Wochengruß von Pastor Jürgen Kuhlmann

Tierischer Trost

Sind Sie ganz bei Trost? Präriewühlmäuse sind es. Sie können sich nämlich liebevoll trösten. Das haben amerikanische und niederländische Forscher herausgefunden. Die Tiere trösten Freunde und Verwandte mit einer Extraportion Fellpflege. Neu war für mich, dass sowohl die Mäuse als auch wir Menschen ein "Kuschelhormon" haben. "Oxytocin" heißt das. "Menschen beginnen etwa ab dem zweiten Lebensjahr, andere zu trösten", wird die Studie zitiert. Die Forscher haben auch herausgefunden, dass die Mäuse sich nicht aus egoistischen Motiven trösten.

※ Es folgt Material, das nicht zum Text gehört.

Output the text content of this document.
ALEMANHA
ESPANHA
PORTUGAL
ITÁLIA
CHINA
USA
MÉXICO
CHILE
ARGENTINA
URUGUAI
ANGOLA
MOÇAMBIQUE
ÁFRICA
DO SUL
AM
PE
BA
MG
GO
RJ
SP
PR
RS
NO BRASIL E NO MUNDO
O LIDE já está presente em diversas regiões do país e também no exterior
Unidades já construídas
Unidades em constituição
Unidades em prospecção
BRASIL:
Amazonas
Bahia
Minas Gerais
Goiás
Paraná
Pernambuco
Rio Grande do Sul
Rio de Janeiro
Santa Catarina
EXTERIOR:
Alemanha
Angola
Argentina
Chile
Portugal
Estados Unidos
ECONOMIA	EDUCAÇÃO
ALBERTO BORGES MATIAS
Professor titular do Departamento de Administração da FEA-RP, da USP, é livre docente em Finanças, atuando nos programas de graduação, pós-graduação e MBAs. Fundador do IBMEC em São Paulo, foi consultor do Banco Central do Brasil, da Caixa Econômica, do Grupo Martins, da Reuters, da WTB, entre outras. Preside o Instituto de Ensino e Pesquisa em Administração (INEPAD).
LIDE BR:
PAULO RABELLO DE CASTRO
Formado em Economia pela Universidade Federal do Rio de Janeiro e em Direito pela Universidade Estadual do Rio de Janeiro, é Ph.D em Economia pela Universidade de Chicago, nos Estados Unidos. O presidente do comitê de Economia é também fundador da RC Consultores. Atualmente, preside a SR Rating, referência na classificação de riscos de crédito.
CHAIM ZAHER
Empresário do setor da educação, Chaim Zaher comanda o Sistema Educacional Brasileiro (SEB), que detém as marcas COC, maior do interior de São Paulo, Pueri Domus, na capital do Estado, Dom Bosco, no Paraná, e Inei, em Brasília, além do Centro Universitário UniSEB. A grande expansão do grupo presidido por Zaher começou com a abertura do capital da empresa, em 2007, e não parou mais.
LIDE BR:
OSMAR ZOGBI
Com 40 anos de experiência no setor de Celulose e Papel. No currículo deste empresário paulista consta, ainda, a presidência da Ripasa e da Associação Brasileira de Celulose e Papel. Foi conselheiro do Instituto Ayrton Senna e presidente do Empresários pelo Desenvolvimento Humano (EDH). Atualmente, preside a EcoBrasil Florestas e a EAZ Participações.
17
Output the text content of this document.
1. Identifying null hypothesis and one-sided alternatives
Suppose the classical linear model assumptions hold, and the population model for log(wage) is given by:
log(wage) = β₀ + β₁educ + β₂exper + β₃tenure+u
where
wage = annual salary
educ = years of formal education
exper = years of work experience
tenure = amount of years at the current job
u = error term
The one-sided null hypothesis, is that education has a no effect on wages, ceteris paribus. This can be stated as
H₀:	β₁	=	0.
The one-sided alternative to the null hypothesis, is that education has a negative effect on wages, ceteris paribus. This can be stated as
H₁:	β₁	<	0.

Wie trösten wir uns? Selten durch eine Extraportion Fellpflege. Ich möchte auch nicht mit jedem kuscheln. Neulich habe ich meinen Konfirmandinnen und Konfirmanden ein Taschentuch in die Hand gedrückt. Die erste Frage eines Konfirmanden: "Wollen Sie uns zum Weinen bringen?" Es kam von keinem der Satz: "Ich habe keinen Schnupfen." Manches macht uns traurig. Manchmal kommen dann die Tränen - auch wenn wir versuchen, sie zurückzuhalten. Warum eigentlich?
Ein Taschentuch kann ein Trost sein. Aber nicht das Taschentuch, dass wir aus unserer Hosentasche holen. Ein tröstliches Taschentuch ist das, das uns ein anderer gibt. Das haben auch die Konfis so gesehen. Wenn uns jemand ein Taschentuch anbietet, dann hat er uns gesehen. Er hat gemerkt, dass uns etwas fehlt. Vielleicht gerade ein Taschentuch für unsere Tränen. Die Jugendlichen haben von mir noch etwas bekommen: Ein Stück Schokolade. Manche tröstet auch das.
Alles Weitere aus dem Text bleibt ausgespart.